The women of The View, having lost control of their program, looked relieved to cut to a commercial. But Jones was only starting his grand tour through the mainstream media: That night, he appeared with Joy Behar to talk more about Sheen. Matt Drudge linked to a story on Jones’s website, Infowars.com, spiking traffic. There were also appearances on A&E and the History Channel.

Large swathes of America now know that the fix is in. The current president is a foreign-born Muslim; the last one conspired to bring down the World Trade Center, then covered up his nefarious crime with a tale about some hijacked airliners. Why wouldn’t people believe something horrible is afoot, what with economic chaos and multiple wars and devastating earthquakes and tsunamis. In this era of information anxiety, it turns out that telling people they are right to be afraid, anchoring their fears in specific details, is an excellent business model—and in America now, the paranoia business is booming.
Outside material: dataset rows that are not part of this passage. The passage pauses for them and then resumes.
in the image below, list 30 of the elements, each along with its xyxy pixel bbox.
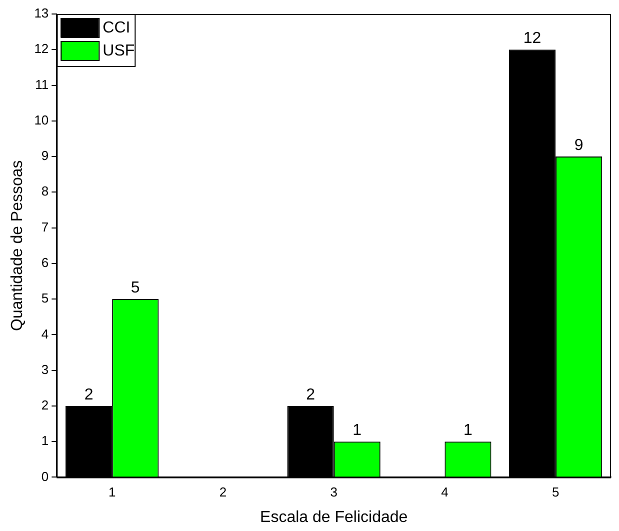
y-tick-label: 12 (34, 41, 49, 56)
x-tick-label: 5 (552, 484, 560, 500)
data-label: 5 (130, 279, 140, 296)
y-tick-label: 8 (41, 184, 49, 199)
y-tick-label: 9 (41, 148, 49, 164)
y-tick-label: 13 (34, 6, 49, 21)
x-tick-label: 2 (219, 484, 227, 500)
y-tick-label: 4 (41, 326, 49, 342)
x-tick-label: 3 (330, 484, 338, 500)
data-label: 1 (464, 422, 473, 439)
data-label: 9 (574, 136, 584, 154)
legend-label: USF (102, 42, 135, 60)
data-label: 2 (306, 386, 316, 404)
y-tick-label: 2 (41, 398, 49, 413)
x-tick-label: 1 (108, 484, 116, 500)
data-label: 12 (523, 30, 542, 48)
legend-label: CCI (102, 19, 130, 36)
y-tick-label: 6 (41, 254, 49, 270)
x-axis-title: Escala de Felicidade (260, 508, 408, 526)
y-tick-label: 10 (34, 112, 49, 128)
data-label: 1 (352, 422, 362, 439)
data-label: 2 (84, 386, 94, 404)
y-tick-label: 7 (41, 219, 49, 234)
y-tick-label: 1 (41, 433, 49, 448)
y-tick-label: 5 (41, 290, 49, 306)
y-axis-title: Quantidade de Pessoas (9, 160, 26, 331)
x-tick-label: 4 (441, 484, 448, 500)
y-tick-label: 11 (35, 76, 49, 92)
y-tick-label: 3 (41, 362, 49, 377)
y-tick-label: 0 (41, 468, 49, 484)
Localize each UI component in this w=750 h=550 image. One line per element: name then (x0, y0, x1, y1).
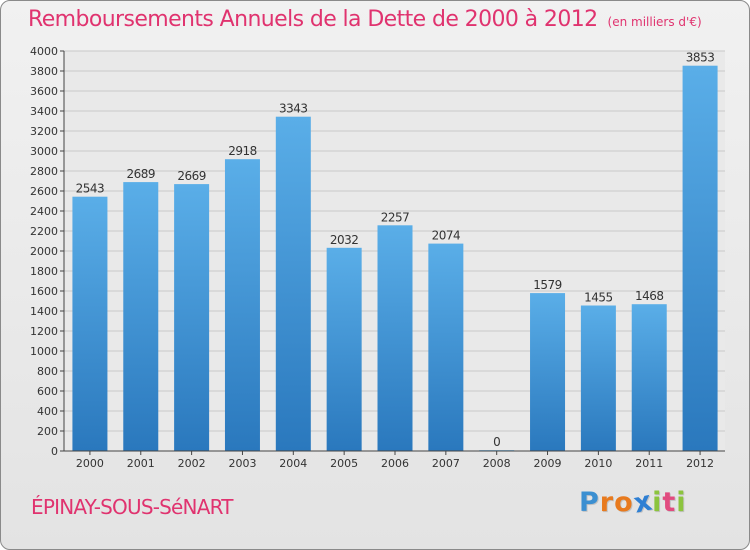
data-label-2011: 1468 (635, 289, 664, 303)
y-tick-label: 1800 (30, 265, 58, 278)
bar-2009 (530, 293, 566, 451)
data-label-2001: 2689 (126, 167, 155, 181)
y-tick-label: 4000 (30, 45, 58, 58)
x-tick-label: 2000 (76, 457, 104, 470)
chart-title: Remboursements Annuels de la Dette de 20… (28, 7, 702, 32)
x-tick-label: 2004 (279, 457, 307, 470)
x-tick-label: 2007 (432, 457, 460, 470)
bar-2011 (631, 304, 667, 451)
chart-title-text: Remboursements Annuels de la Dette de 20… (28, 7, 598, 32)
data-label-2003: 2918 (228, 144, 257, 158)
y-tick-label: 2000 (30, 245, 58, 258)
data-label-2008: 0 (493, 435, 500, 449)
proxiti-logo: Proxiti (579, 485, 687, 519)
y-tick-label: 3000 (30, 145, 58, 158)
x-tick-label: 2001 (127, 457, 155, 470)
y-tick-label: 2800 (30, 165, 58, 178)
bar-2004 (275, 116, 311, 451)
y-tick-label: 0 (51, 445, 58, 458)
bar-2005 (326, 247, 362, 451)
y-tick-label: 1200 (30, 325, 58, 338)
bar-2001 (123, 182, 159, 451)
logo-letter: i (676, 487, 687, 518)
data-label-2010: 1455 (584, 291, 613, 305)
x-tick-label: 2006 (381, 457, 409, 470)
x-tick-label: 2010 (584, 457, 612, 470)
x-tick-label: 2005 (330, 457, 358, 470)
data-label-2005: 2032 (330, 233, 359, 247)
y-tick-label: 2200 (30, 225, 58, 238)
y-tick-label: 1000 (30, 345, 58, 358)
data-label-2006: 2257 (381, 210, 410, 224)
bar-2007 (428, 243, 464, 451)
x-tick-label: 2003 (228, 457, 256, 470)
x-tick-label: 2011 (635, 457, 663, 470)
logo-letter: o (614, 487, 634, 518)
bar-2000 (72, 196, 108, 451)
chart-subtitle: (en milliers d'€) (607, 15, 702, 29)
y-tick-label: 2400 (30, 205, 58, 218)
bar-2002 (174, 184, 210, 451)
data-label-2009: 1579 (533, 278, 562, 292)
data-label-2007: 2074 (432, 229, 461, 243)
x-tick-label: 2002 (178, 457, 206, 470)
logo-letter: t (662, 487, 677, 518)
commune-name: ÉPINAY-SOUS-SéNART (31, 495, 233, 519)
logo-letter: i (652, 487, 663, 518)
bar-2012 (682, 65, 718, 451)
data-label-2012: 3853 (686, 51, 715, 65)
data-label-2000: 2543 (76, 182, 105, 196)
x-tick-label: 2009 (534, 457, 562, 470)
x-tick-label: 2008 (483, 457, 511, 470)
y-tick-label: 1600 (30, 285, 58, 298)
y-tick-label: 800 (37, 365, 58, 378)
logo-letter: r (599, 487, 615, 518)
bar-2003 (224, 159, 260, 451)
y-tick-label: 3400 (30, 105, 58, 118)
bar-2010 (580, 305, 616, 451)
y-tick-label: 3200 (30, 125, 58, 138)
y-tick-label: 2600 (30, 185, 58, 198)
data-label-2004: 3343 (279, 102, 308, 116)
y-tick-label: 3800 (30, 65, 58, 78)
x-tick-label: 2012 (686, 457, 714, 470)
y-tick-label: 200 (37, 425, 58, 438)
y-tick-label: 600 (37, 385, 58, 398)
y-tick-label: 400 (37, 405, 58, 418)
logo-letter: P (579, 487, 600, 518)
y-tick-label: 3600 (30, 85, 58, 98)
data-label-2002: 2669 (177, 169, 206, 183)
y-tick-label: 1400 (30, 305, 58, 318)
bar-2006 (377, 225, 413, 451)
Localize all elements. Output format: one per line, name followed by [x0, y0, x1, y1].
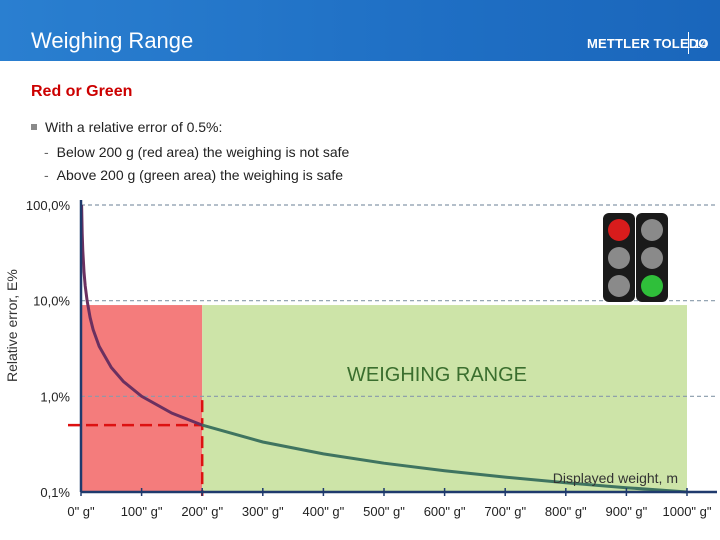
x-tick-label: 200" g" — [181, 504, 223, 519]
slide-title: Weighing Range — [31, 28, 194, 53]
x-tick-label: 500" g" — [363, 504, 405, 519]
bullet-square-icon — [31, 124, 37, 131]
header-divider — [688, 32, 689, 54]
x-tick-label: 800" g" — [545, 504, 587, 519]
lamp-off — [641, 219, 663, 241]
lamp-off — [608, 275, 630, 297]
y-tick-label: 10,0% — [33, 294, 70, 309]
green-lamp-lit — [641, 275, 663, 297]
y-tick-label: 100,0% — [26, 198, 71, 213]
x-axis-label: Displayed weight, m — [553, 470, 678, 486]
x-tick-label: 300" g" — [242, 504, 284, 519]
x-tick-label: 400" g" — [303, 504, 345, 519]
sub-bullet-item: - Above 200 g (green area) the weighing i… — [44, 167, 343, 183]
x-tick-label: 700" g" — [484, 504, 526, 519]
red-lamp-lit — [608, 219, 630, 241]
y-tick-label: 0,1% — [40, 485, 70, 500]
red-region — [81, 305, 203, 492]
x-tick-label: 900" g" — [606, 504, 648, 519]
brand-logo: METTLER TOLEDO — [587, 36, 709, 51]
weighing-range-annotation: WEIGHING RANGE — [347, 364, 527, 386]
green-region — [202, 305, 687, 492]
sub-bullet-text: Above 200 g (green area) the weighing is… — [56, 167, 344, 183]
y-tick-label: 1,0% — [40, 389, 70, 404]
slide-header: Weighing Range METTLER TOLEDO 14 — [0, 0, 720, 61]
lamp-off — [641, 247, 663, 269]
sub-bullet-item: - Below 200 g (red area) the weighing is … — [44, 144, 349, 160]
page-number: 14 — [694, 37, 708, 51]
bullet-text: With a relative error of 0.5%: — [45, 119, 223, 135]
dash-icon: - — [44, 167, 49, 183]
x-tick-label: 600" g" — [424, 504, 466, 519]
error-curve-green-segment — [201, 423, 688, 494]
y-axis-label: Relative error, E% — [4, 269, 20, 382]
slide-subtitle: Red or Green — [31, 83, 133, 100]
dash-icon: - — [44, 144, 49, 160]
x-tick-label: 0" g" — [67, 504, 95, 519]
traffic-light-icon — [603, 213, 668, 302]
bullet-item: With a relative error of 0.5%: — [31, 119, 222, 135]
lamp-off — [608, 247, 630, 269]
x-tick-label: 100" g" — [121, 504, 163, 519]
error-curve-red-segment — [80, 204, 203, 427]
x-tick-label: 1000" g" — [663, 504, 712, 519]
sub-bullet-text: Below 200 g (red area) the weighing is n… — [56, 144, 350, 160]
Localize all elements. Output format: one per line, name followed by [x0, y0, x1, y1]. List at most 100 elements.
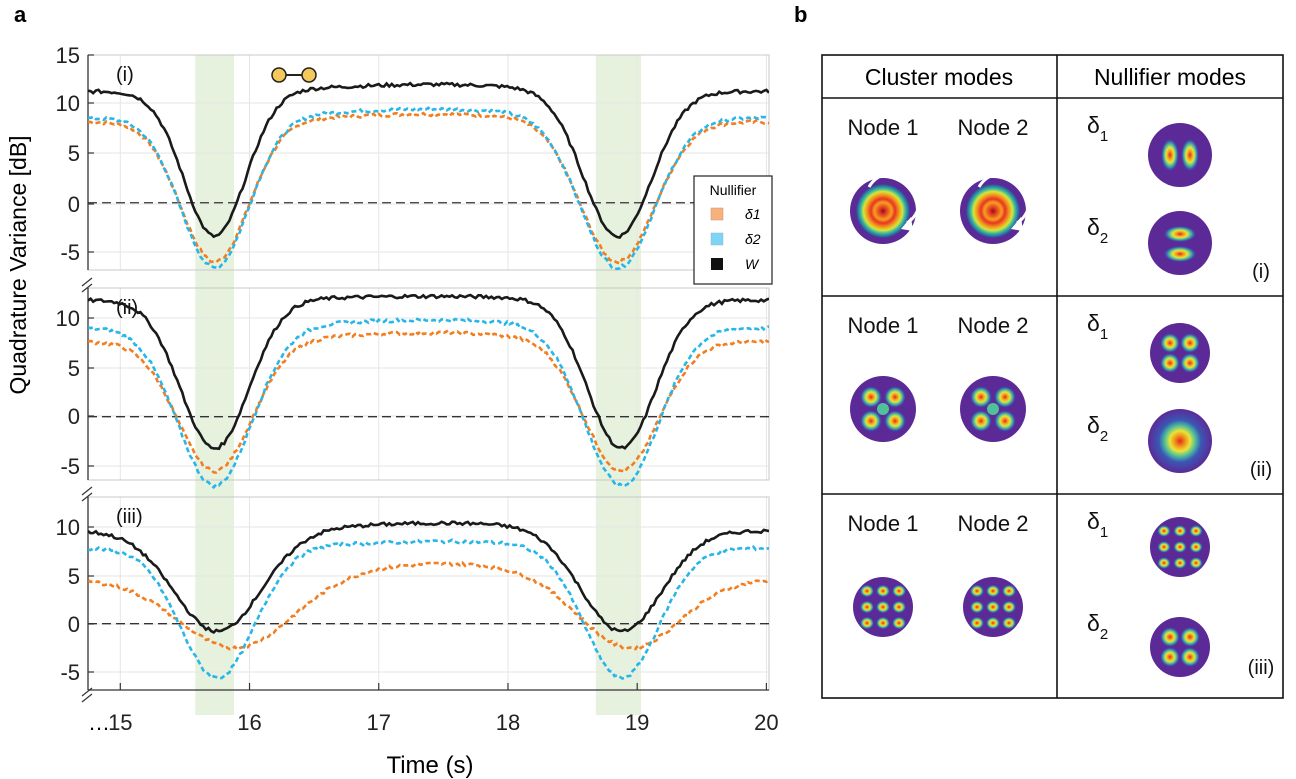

This is the wave Alex Jones is riding. Fifteen years ago, he was an obscure FM talker in Austin who gained a bit of notoriety ranting about Timothy McVeigh and Waco. Now the longtime friend of Texas congressman Ron Paul is whispered about in the halls of Fox News, where he could envision himself “if I could have 100 percent control,” he says. His popularity isn’t a fluke; it’s a barometer of the rise of paranoia in every crevice of the Internet and cable TV, where fact and quasi-fact are now blurred on a regular basis and often make their way right onto mainstream screens. There has always been a shadow or two on the grassy knoll of American politics. But it’s never been more crowded up there. Jones’s visions of elitist machinations (and, of course, the elite are machinating), far from seeming ridiculous, have plenty of echoes on both the left and right. Congresswoman Michele Bachmann, Rolling Stone writer Matt Taibbi, WikiLeaks founder Julian Assange, and the creator of the Academy Award–winning documentary Inside Job all traffic, to various extents, in riling up fears of secretive plots, some based in fact, some much less so. Fox News’s Glenn Beck can seem almost a carbon copy of Jones, and according to Jones, who does not believe in coincidences, this is not a coincidence. Jones says that Beck built his success on Jones’s act. “Glenn Beck climbed over my back,” says Jones. “He’s like a fiddler crab that grabbed the shell off my back and scurried over me.”

And besides conspiring to steal his show, Beck is part of the bigger conspiracy. “He’s got psychological-warfare operatives writing some of that teleprompter stuff,” says Jones. “I’ve watched it. It’s very sophisticated; it’s very dangerous.”